LHD LUCAS JOHANSEN (Kelowna Rockets, WHL): He’s not putting up the overly-impressive offensive numbers you’d expect from a top pairing defensemen on a powerhouse like Kelowna, but he does lead all Rockets’ rearguards in scoring with seven goals and 26 points in 44 games. And even though he’s relied upon to help drive the advance up the ice, there’s a lot more than offense to Johansen’s game, as he is reliable, smart and owns an acute sense of when to attack the puck in his own end and quickly transition it. Lucas is the younger brother of Nashville Predators’ star center Ryan Johansen.
LHD MARKUS NIEMELAINEN (Saginaw Spirit, OHL): We’ve been somewhat critical of this Finnish import’s season, and our skepticism centers on decision making away from the puck. You can argue all day if poor choice-making is fixable as a prospect develops, which is why his mobility (he’s a graceful and fluid skater) and ability to thread the needle makes him worth the risk. He’s steadily improved in his own end since a terrible start because he uses his imposing frame (6’6. 210 pounds) to suffocate puck carriers and pin them without an escape option. He does, however, like to wander and “puck gaze”, which can create a sizeable gap between the goaltender and him. Like Day, we view him as one of those “upside” picks.
G EVAN FITZPATRICK (Sherbrooke Phoenix, QMJHL): He’s had the misfortune of playing on a terrible team, especially defensively, and the results should be expected – Fitzpatrick has faced the most shots of any goaltender in the QMJHl (1231 shots in 39 games). And while it’s difficult to assess a Quebec League goalie on stats alone, his impressive .901 save percentage is indicative of a battler who handles the chaos extremely well. He has prototypical NHL size (6’4, 210 pounds) with cat-like quickness and pro-level agility.

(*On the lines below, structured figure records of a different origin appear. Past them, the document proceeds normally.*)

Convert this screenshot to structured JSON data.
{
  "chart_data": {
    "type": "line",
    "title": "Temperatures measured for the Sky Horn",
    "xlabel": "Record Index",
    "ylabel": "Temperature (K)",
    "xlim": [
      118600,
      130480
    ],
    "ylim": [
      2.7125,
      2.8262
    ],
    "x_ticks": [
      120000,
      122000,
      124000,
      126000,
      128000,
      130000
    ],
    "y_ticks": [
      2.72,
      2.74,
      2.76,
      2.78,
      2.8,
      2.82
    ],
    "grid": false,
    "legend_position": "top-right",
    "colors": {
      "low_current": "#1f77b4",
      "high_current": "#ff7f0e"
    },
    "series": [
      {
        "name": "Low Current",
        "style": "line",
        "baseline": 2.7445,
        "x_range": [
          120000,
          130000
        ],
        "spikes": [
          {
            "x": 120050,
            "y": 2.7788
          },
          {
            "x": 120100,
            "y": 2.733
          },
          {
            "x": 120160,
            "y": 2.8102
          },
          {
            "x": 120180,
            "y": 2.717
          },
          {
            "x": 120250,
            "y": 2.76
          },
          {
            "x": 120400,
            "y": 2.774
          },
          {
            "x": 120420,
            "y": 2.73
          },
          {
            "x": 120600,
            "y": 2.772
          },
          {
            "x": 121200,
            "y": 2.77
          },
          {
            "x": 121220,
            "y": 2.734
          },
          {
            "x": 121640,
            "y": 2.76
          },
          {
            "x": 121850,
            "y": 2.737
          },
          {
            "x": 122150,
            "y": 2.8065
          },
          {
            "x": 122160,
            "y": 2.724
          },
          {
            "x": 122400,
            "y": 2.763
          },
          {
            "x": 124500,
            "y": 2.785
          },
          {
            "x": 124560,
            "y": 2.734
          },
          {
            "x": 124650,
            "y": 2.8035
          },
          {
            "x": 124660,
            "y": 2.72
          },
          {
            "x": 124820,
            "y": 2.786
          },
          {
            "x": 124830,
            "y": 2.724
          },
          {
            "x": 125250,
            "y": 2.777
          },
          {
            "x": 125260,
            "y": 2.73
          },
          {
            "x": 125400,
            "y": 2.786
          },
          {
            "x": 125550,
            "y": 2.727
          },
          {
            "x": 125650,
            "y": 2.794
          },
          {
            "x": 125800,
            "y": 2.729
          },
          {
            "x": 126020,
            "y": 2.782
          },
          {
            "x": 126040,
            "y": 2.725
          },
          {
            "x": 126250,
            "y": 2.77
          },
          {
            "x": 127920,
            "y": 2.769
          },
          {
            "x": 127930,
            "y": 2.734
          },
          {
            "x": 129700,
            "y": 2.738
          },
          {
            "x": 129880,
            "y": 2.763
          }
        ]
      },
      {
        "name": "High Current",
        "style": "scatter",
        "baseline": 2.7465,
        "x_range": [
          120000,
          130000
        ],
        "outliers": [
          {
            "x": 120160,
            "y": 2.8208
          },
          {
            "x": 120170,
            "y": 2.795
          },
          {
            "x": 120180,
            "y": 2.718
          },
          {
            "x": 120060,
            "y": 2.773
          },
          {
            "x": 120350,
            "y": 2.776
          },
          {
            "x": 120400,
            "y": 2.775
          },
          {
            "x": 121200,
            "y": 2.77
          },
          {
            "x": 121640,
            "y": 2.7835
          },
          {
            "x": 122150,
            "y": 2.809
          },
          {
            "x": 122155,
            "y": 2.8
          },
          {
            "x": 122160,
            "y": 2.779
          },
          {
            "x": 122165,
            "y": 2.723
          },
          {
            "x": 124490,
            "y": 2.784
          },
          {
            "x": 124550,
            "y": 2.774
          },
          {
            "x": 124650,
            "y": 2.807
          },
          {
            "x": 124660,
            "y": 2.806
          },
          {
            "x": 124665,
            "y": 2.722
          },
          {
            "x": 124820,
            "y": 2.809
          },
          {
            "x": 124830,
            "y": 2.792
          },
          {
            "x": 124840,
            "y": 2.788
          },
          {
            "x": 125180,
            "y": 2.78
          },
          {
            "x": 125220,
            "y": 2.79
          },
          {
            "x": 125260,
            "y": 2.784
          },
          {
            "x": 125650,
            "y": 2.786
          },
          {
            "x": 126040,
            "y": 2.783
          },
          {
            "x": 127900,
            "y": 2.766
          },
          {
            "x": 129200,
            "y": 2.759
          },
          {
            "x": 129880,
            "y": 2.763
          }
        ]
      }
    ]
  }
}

G ZACH SAWCHENKO (Moose Jaw Warriors, WHL): Slowly climbing up our rankings (he was No. 136 for January) after putting together a string of consistent efforts over the course of the last two months. His net awareness has been impeccable, as he’s always playing his angles correctly and rarely provides the shooter with an opening that shouldn’t be there. His technical play is advanced in comparison with the majority of his peers, and he was recently names CHL Goaltender of the Week. Sawchenko has good size (6’1, 180-pounds) and is somebody to keep an eye on as the season progresses.